Dipendenti statali troppo anziani, dirigenti pubblici strapagati e una forte sfiducia dei cittadini nei confronti del governo. Questo il quadro italiano descritto dall’Ocse nell’ultimo report “Uno sguardo sull’amministrazione 2017”, un documento biennale in cui l’organizzazione internazionale di studi economici fa il punto sulla situazione dei paesi membri, analizzando vari aspetti delle istituzioni. Il presidente dell’Ocse, Angel Gurrìa, riconosce che “dieci anni dopo la crisi finanziaria globale, la ripresa economica non è abbastanza forte per produrre un miglioramento durevole o per ridurre le persistenti diseguaglianze”.

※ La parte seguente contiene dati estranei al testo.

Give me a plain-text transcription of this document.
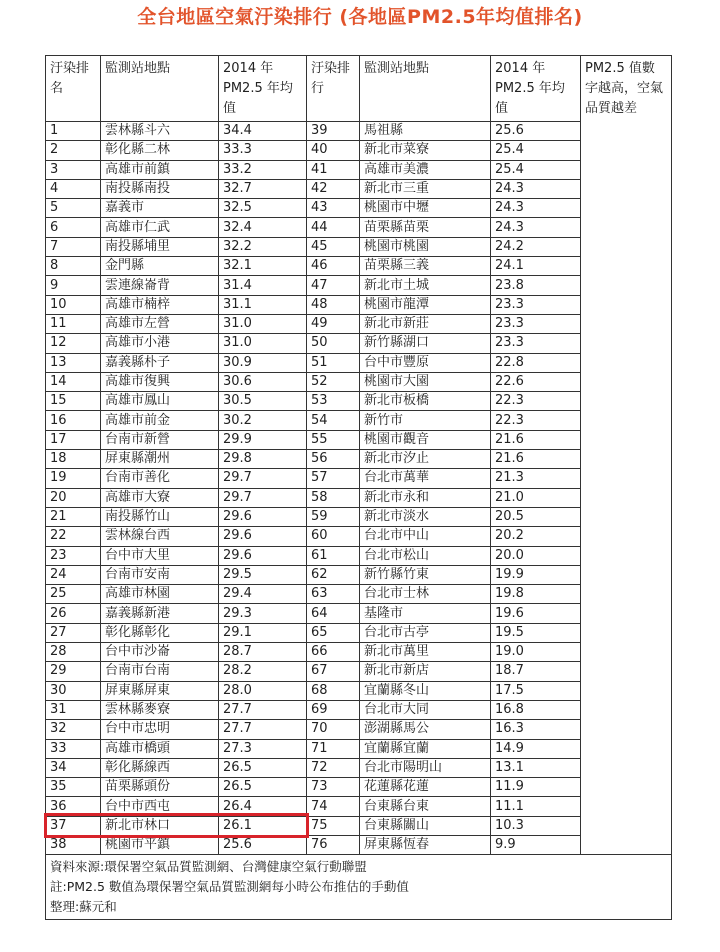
全台地區空氣汙染排行 (各地區PM2.5年均值排名)
汙染排名	監測站地點	2014 年PM2.5 年均值	汙染排行	監測站地點	2014 年PM2.5 年均值	PM2.5 值數字越高，空氣品質越差

1	雲林縣斗六	34.4	39	馬祖縣	25.6	
2	彰化縣二林	33.3	40	新北市菜寮	25.4	
3	高雄市前鎮	33.2	41	高雄市美濃	25.4	
4	南投縣南投	32.7	42	新北市三重	24.3	
5	嘉義市	32.5	43	桃園市中壢	24.3	
6	高雄市仁武	32.4	44	苗栗縣苗栗	24.3	
7	南投縣埔里	32.2	45	桃園市桃園	24.2	
8	金門縣	32.1	46	苗栗縣三義	24.1	
9	雲連線崙背	31.4	47	新北市土城	23.8	
10	高雄市楠梓	31.1	48	桃園市龍潭	23.3	
11	高雄市左營	31.0	49	新北市新莊	23.3	
12	高雄市小港	31.0	50	新竹縣湖口	23.3	
13	嘉義縣朴子	30.9	51	台中市豐原	22.8	
14	高雄市復興	30.6	52	桃園市大園	22.6	
15	高雄市鳳山	30.5	53	新北市板橋	22.3	
16	高雄市前金	30.2	54	新竹市	22.3	
17	台南市新營	29.9	55	桃園市觀音	21.6	
18	屏東縣潮州	29.8	56	新北市汐止	21.6	
19	台南市善化	29.7	57	台北市萬華	21.3	
20	高雄市大寮	29.7	58	新北市永和	21.0	
21	南投縣竹山	29.6	59	新北市淡水	20.5	
22	雲林線台西	29.6	60	台北市中山	20.2	
23	台中市大里	29.6	61	台北市松山	20.0	
24	台南市安南	29.5	62	新竹縣竹東	19.9	
25	高雄市林園	29.4	63	台北市士林	19.8	
26	嘉義縣新港	29.3	64	基隆市	19.6	
27	彰化縣彰化	29.1	65	台北市古亭	19.5	
28	台中市沙崙	28.7	66	新北市萬里	19.0	
29	台南市台南	28.2	67	新北市新店	18.7	
30	屏東縣屏東	28.0	68	宜蘭縣冬山	17.5	
31	雲林縣麥寮	27.7	69	台北市大同	16.8	
32	台中市忠明	27.7	70	澎湖縣馬公	16.3	
33	高雄市橋頭	27.3	71	宜蘭縣宜蘭	14.9	
34	彰化縣線西	26.5	72	台北市陽明山	13.1	
35	苗栗縣頭份	26.5	73	花蓮縣花蓮	11.9	
36	台中市西屯	26.4	74	台東縣台東	11.1	
37	新北市林口	26.1	75	台東縣關山	10.3	
38	桃園市平鎮	25.6	76	屏東縣恆春	9.9	
資料來源:環保署空氣品質監測網、台灣健康空氣行動聯盟
註:PM2.5 數值為環保署空氣品質監測網每小時公布推估的手動值
整理:蘇元和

In un simile contesto, la situazione dell’Italia non sembra essere delle migliori. Numeri alla mano, Roma presenta forti squilibri in diversi settori del pubblico, con conseguenti ripercussioni sulla redistribuzione della ricchezza e dell’impiego. Primo fra tutti quello riguardante l’anzianità dei dipendenti statali. Nel 2015 l’Italia si conferma al primo posto con il 45,4% di impiegati al di sopra dei 55 anni e il 18% sotto i 34. Un primato negativo, soprattutto se confrontato alla media della zona Ocse, dove i lavoratori ultra-55enni sono solamente il 24%.

Numeri preoccupanti, che secondo il report potrebbero mettere a rischio le “opportunità di rinnovo” delle amministrazioni. Dati negativi anche per quanto riguarda i livelli di retribuzione. Sempre nel 2015, lo stipendio dei dirigenti pubblici apicali è stato di 347mila euro, contro i 231mila della media. Alti anche i compensi per ruoli di segreteria, pagati 49mila euro, circa tremila in più rispetto al resto della zona Ocse. Più contenute le retribuzioni per i professionisti con competenze specifiche, che hanno percepito 59.500 euro all’anno, una cifra minore se paragonata ai 78mila euro degli altri paesi.

Cala anche la fiducia degli italiani nei confronti del governo, ferma al 24%, sei punti in meno rispetto alle stime del 2007, così come l’apprezzamento nei confronti del sistema giudiziario, al 24%, lontano dal 55% riscontrato tra gli stati membri. L’Italia si riprende sulle quote rosa, registrando nel 2015 una presenza femminile nel pubblico impiego tra il 51 e il 52%, un dato in linea con la media, che si attesta al 53%.